Bethany: Yeah. It’s interesting to think about whether we need a revised Foreign Corrupt Practices Act, whether we need something that more explicitly sets rules that capture the continued evolution of corruption in China. And that specifically is aimed at creating a noncorrupt and level playing field for US companies operating there. And I’m not well-enough versed in the intricacies of the Foreign Corrupt Practices Act to know what else we might need. But maybe it’s not enough to capture the continued evolution of corruption.
Luigi: Yeah. The problem is, then you need to agree with all the major Western countries, because if you go alone and, say, France and Germany are exempt from that, you’re basically conceding the market to them, which maybe is a price worth paying, but it’s something that clearly will be used against you to try to stop it.
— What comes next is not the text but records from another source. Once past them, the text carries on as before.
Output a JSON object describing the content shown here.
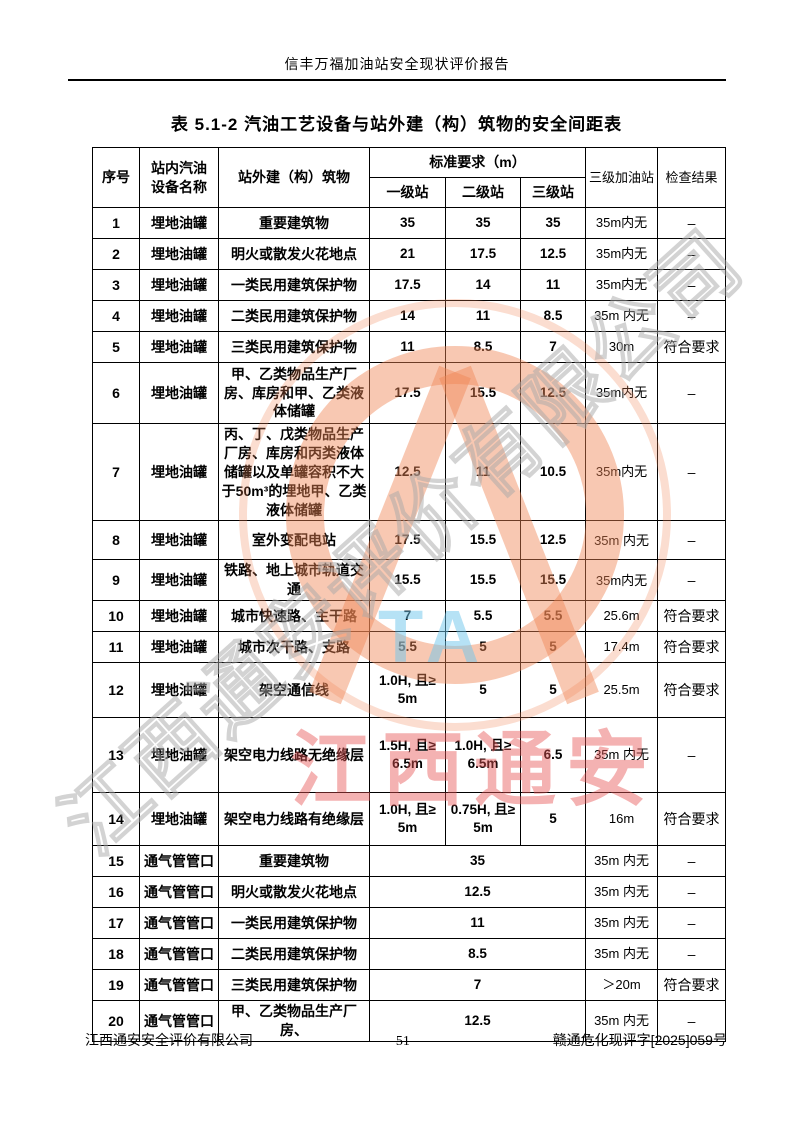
{
  "page": {
    "header": "信丰万福加油站安全现状评价报告",
    "title": "表 5.1-2  汽油工艺设备与站外建（构）筑物的安全间距表",
    "footer_left": "江西通安安全评价有限公司",
    "footer_page": "51",
    "footer_right": "赣通危化现评字[2025]059号"
  },
  "watermark": {
    "red_text": "江西通安",
    "diagonal_text": "江西通安评价有限公司",
    "logo_letters": "TA",
    "ring_color": "#f08455",
    "red_color": "#e65555",
    "gray_color": "#a8a8a8",
    "blue_color": "#6ec6ec"
  },
  "table": {
    "headers": {
      "col_index": "序号",
      "col_equipment": "站内汽油\n设备名称",
      "col_structure": "站外建（构）筑物",
      "col_standard": "标准要求（m）",
      "col_grade1": "一级站",
      "col_grade2": "二级站",
      "col_grade3": "三级站",
      "col_station3": "三级加油站",
      "col_result": "检查结果"
    },
    "rows": [
      {
        "no": "1",
        "equipment": "埋地油罐",
        "structure": "重要建筑物",
        "v1": "35",
        "v2": "35",
        "v3": "35",
        "station3": "35m内无",
        "result": "–"
      },
      {
        "no": "2",
        "equipment": "埋地油罐",
        "structure": "明火或散发火花地点",
        "v1": "21",
        "v2": "17.5",
        "v3": "12.5",
        "station3": "35m内无",
        "result": "–"
      },
      {
        "no": "3",
        "equipment": "埋地油罐",
        "structure": "一类民用建筑保护物",
        "v1": "17.5",
        "v2": "14",
        "v3": "11",
        "station3": "35m内无",
        "result": "–"
      },
      {
        "no": "4",
        "equipment": "埋地油罐",
        "structure": "二类民用建筑保护物",
        "v1": "14",
        "v2": "11",
        "v3": "8.5",
        "station3": "35m 内无",
        "result": "–"
      },
      {
        "no": "5",
        "equipment": "埋地油罐",
        "structure": "三类民用建筑保护物",
        "v1": "11",
        "v2": "8.5",
        "v3": "7",
        "station3": "30m",
        "result": "符合要求"
      },
      {
        "no": "6",
        "equipment": "埋地油罐",
        "structure": "甲、乙类物品生产厂房、库房和甲、乙类液体储罐",
        "v1": "17.5",
        "v2": "15.5",
        "v3": "12.5",
        "station3": "35m内无",
        "result": "–"
      },
      {
        "no": "7",
        "equipment": "埋地油罐",
        "structure": "丙、丁、戊类物品生产厂房、库房和丙类液体储罐以及单罐容积不大于50m³的埋地甲、乙类液体储罐",
        "v1": "12.5",
        "v2": "11",
        "v3": "10.5",
        "station3": "35m内无",
        "result": "–"
      },
      {
        "no": "8",
        "equipment": "埋地油罐",
        "structure": "室外变配电站",
        "v1": "17.5",
        "v2": "15.5",
        "v3": "12.5",
        "station3": "35m 内无",
        "result": "–"
      },
      {
        "no": "9",
        "equipment": "埋地油罐",
        "structure": "铁路、地上城市轨道交通",
        "v1": "15.5",
        "v2": "15.5",
        "v3": "15.5",
        "station3": "35m内无",
        "result": "–"
      },
      {
        "no": "10",
        "equipment": "埋地油罐",
        "structure": "城市快速路、主干路",
        "v1": "7",
        "v2": "5.5",
        "v3": "5.5",
        "station3": "25.6m",
        "result": "符合要求"
      },
      {
        "no": "11",
        "equipment": "埋地油罐",
        "structure": "城市次干路、支路",
        "v1": "5.5",
        "v2": "5",
        "v3": "5",
        "station3": "17.4m",
        "result": "符合要求"
      },
      {
        "no": "12",
        "equipment": "埋地油罐",
        "structure": "架空通信线",
        "v1": "1.0H, 且≥\n5m",
        "v2": "5",
        "v3": "5",
        "station3": "25.5m",
        "result": "符合要求"
      },
      {
        "no": "13",
        "equipment": "埋地油罐",
        "structure": "架空电力线路无绝缘层",
        "v1": "1.5H, 且≥\n6.5m",
        "v2": "1.0H, 且≥\n6.5m",
        "v3": "6.5",
        "station3": "35m 内无",
        "result": "–"
      },
      {
        "no": "14",
        "equipment": "埋地油罐",
        "structure": "架空电力线路有绝缘层",
        "v1": "1.0H, 且≥\n5m",
        "v2": "0.75H, 且≥\n5m",
        "v3": "5",
        "station3": "16m",
        "result": "符合要求"
      },
      {
        "no": "15",
        "equipment": "通气管管口",
        "structure": "重要建筑物",
        "merged": "35",
        "station3": "35m 内无",
        "result": "–"
      },
      {
        "no": "16",
        "equipment": "通气管管口",
        "structure": "明火或散发火花地点",
        "merged": "12.5",
        "station3": "35m 内无",
        "result": "–"
      },
      {
        "no": "17",
        "equipment": "通气管管口",
        "structure": "一类民用建筑保护物",
        "merged": "11",
        "station3": "35m 内无",
        "result": "–"
      },
      {
        "no": "18",
        "equipment": "通气管管口",
        "structure": "二类民用建筑保护物",
        "merged": "8.5",
        "station3": "35m 内无",
        "result": "–"
      },
      {
        "no": "19",
        "equipment": "通气管管口",
        "structure": "三类民用建筑保护物",
        "merged": "7",
        "station3": "＞20m",
        "result": "符合要求"
      },
      {
        "no": "20",
        "equipment": "通气管管口",
        "structure": "甲、乙类物品生产厂房、",
        "merged": "12.5",
        "station3": "35m 内无",
        "result": "–"
      }
    ]
  }
}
Bethany: You’re absolutely right. In a global economy, the US, if we ever had the power to unilaterally make that decision, we don’t have it anymore. And then, it becomes an argument that US companies are being put at a huge disadvantage relative to the rest of the world, which already exists with, that’s already an argument with the Foreign Corrupt Practices Act. And it happens to be true.
And, you’re right, that’s an idea with challenges.